Irrité par la tournure des évènements il fonde en juin L'Association Bretonne afin de permettre un retour à l'indépendance de la Bretagne à laquelle la loi sur les privilèges de la nuit du 4 août a en fait supprimer l'existence en la divisant en cinq départements. Avec son co-fondateur, le comte Ranconnet de Noyan (1730-1810) ils défendent les Lois particulières de la Bretagne. Ils regroupent un certain nombre de non-nobles et nobles (hobereaux), tous hommes de qualité dont on retrouvera un grand nombre à la tête des révoltés de 1793. Mais il réchauffe en son sein une vipère, Chévetel qui fut son ami mais joue un double jeu s'étant rapproché de Danton (lequel est encore monarchiste constitutionnel).
Bientôt il est pourchassé et se retrouve bien seul avec une grosse poignée d'amis un grand nombre étant parti à Jersey ou à Londres. Son château de Saint Ouen a été mis à sac ; avec ses fidèles Schaffner et Saint-Pierre il erre de caches en caches et après une tempête de neige va se réfugier chez ses fidèles amis La Motte-La Guyomarais. Saint-Pierre attrape la fièvre et en guérit le 18 mais à cette date c'est le marquis qui attrape une pneumonie. Le 24 janvier les Bleus approchent de La Guyomarais ; Monsieur de La Motte les cache dans une ferme sans chauffage. Evidemment la fouille du manoir ne donne rien et après le départ des Bleus on ramène M. de La Rouërie dont l'état empire malgré les soins prodigués par le Dr Charles Taburel, de Lamballe.
Le 25, Fontevieux, le compagnon du major Schaffner, arrive avec le journal annonçant l'exécution du Roi. Le marquis lui demande de lui lire les articles mais Fontevieux ne cite pas la mort de Louis XVI. Armand de La Rouërie demande un verre d'eau que Fontevieux va chercher oubliant le journal que le marquis lit "Ils ont osé faire ça !" ce qui aggrave son état de fragilité dû à la pneumonie. Il va passer près de quatre jours de prostration, de délire et d'extrême agitation qui lui sont fatales. Il meurt le 30 janvier à 5 heures du matin. Il n'avait pas encore 42 ans !
Le 31 janvier, de nuit, une fosse est creusée, tapissée de chaux vive, le corps du marquis y est déposé et couvert de chaux vive ; refermée un houx est planté dessus comme repère.

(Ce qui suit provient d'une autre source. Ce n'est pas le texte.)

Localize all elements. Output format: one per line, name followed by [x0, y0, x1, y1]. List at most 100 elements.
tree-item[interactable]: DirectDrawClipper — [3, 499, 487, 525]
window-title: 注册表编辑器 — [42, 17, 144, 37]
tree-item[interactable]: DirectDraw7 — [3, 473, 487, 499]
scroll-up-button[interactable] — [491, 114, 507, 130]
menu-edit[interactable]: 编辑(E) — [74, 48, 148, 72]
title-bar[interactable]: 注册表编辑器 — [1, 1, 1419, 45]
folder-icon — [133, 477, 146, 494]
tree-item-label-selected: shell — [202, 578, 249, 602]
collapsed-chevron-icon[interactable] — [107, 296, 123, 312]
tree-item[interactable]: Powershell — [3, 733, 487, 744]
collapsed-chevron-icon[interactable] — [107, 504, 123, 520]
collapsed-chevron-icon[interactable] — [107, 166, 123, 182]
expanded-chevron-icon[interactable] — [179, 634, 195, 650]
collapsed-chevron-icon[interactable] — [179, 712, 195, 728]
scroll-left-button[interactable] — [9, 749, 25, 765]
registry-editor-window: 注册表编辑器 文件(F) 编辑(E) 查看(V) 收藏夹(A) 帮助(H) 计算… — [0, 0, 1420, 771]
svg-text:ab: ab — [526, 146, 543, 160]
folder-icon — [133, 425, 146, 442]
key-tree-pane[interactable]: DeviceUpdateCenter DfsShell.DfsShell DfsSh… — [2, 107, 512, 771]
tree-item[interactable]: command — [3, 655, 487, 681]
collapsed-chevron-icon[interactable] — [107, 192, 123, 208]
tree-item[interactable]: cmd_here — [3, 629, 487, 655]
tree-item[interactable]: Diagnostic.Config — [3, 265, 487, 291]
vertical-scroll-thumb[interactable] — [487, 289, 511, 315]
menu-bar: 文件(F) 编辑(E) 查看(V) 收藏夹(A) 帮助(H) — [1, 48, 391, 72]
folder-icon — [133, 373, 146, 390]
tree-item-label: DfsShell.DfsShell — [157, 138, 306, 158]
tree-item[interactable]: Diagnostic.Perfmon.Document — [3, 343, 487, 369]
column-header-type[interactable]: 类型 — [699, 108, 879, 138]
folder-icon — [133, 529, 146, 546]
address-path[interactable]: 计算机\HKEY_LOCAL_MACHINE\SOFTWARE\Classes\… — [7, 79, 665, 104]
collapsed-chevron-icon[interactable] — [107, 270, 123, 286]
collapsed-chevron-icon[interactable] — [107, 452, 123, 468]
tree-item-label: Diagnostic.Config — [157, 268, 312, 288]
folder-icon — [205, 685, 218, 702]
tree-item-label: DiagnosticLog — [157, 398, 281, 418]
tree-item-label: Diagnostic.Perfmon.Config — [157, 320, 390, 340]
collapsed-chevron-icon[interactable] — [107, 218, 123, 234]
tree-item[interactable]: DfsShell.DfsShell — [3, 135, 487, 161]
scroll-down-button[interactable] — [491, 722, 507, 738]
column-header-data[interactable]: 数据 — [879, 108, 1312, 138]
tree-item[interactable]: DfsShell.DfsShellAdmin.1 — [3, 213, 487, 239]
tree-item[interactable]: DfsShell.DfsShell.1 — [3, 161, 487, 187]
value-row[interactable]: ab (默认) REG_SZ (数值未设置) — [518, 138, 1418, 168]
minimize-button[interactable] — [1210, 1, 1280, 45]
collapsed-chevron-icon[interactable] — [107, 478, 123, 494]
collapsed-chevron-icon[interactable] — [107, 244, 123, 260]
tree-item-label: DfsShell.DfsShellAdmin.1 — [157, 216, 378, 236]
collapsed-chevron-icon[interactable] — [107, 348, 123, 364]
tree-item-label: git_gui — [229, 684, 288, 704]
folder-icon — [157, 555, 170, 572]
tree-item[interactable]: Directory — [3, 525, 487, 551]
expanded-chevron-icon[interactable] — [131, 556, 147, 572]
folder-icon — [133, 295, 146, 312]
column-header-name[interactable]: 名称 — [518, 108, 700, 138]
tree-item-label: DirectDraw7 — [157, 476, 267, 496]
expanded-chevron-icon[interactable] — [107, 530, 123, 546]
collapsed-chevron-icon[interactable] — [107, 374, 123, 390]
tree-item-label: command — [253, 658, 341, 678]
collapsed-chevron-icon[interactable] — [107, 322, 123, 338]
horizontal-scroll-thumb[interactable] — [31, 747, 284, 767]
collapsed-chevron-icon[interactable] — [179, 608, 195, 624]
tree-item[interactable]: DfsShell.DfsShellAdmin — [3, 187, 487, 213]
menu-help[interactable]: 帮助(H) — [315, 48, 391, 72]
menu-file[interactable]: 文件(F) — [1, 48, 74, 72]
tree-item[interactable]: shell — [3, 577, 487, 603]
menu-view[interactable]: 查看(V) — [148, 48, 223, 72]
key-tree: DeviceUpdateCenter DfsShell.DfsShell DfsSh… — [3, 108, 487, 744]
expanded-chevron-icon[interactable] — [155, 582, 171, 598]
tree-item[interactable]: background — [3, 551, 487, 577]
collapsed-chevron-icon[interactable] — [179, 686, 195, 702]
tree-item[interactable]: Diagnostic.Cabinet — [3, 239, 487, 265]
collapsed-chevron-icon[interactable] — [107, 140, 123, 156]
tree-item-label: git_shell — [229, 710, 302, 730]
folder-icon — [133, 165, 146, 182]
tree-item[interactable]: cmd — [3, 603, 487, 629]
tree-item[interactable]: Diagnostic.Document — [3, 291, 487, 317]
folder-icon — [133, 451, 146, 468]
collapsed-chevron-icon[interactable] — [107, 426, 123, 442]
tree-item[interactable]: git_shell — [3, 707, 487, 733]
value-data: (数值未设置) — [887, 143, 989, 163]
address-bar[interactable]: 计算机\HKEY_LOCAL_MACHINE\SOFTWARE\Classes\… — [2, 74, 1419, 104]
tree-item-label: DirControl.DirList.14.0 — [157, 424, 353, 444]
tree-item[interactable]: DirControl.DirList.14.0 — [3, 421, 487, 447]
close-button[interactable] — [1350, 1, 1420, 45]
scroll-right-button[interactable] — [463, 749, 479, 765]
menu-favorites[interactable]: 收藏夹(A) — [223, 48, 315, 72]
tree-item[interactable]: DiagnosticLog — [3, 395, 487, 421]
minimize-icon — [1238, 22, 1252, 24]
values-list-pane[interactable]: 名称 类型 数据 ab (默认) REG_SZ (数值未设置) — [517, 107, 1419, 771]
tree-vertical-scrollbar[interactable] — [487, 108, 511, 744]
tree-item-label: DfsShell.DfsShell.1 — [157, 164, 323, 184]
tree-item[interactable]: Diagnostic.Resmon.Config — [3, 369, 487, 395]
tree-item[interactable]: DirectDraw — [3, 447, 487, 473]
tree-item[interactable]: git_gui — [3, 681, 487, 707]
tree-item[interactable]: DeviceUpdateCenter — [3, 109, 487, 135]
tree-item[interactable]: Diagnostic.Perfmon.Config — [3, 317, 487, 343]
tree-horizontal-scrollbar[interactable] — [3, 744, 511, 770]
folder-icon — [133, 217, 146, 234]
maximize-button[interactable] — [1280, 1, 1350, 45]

Etrangement c'est un révolutionnaire Claude Basire, futur guillotiné qui lui rend hommage en déclarant : "Armand Tuffin de La Rouërie, un aristocrate breton, un personnage vraiment extraordinaire qui joignait aux passions les plus fortes unesprit souple, au machiavélisme de l'aristocratie un talent de négociateur, et à l'intrépidité du soldat les vues d'un grand général, fut l'auteur principal de cette stupéfiante conspiration. Après avoir conçu le plan intégral, son vaste génie en a prévu jusqu'aux plus infimes détails. Il en a préparé l'exécution avec une habileté réellement incomparable".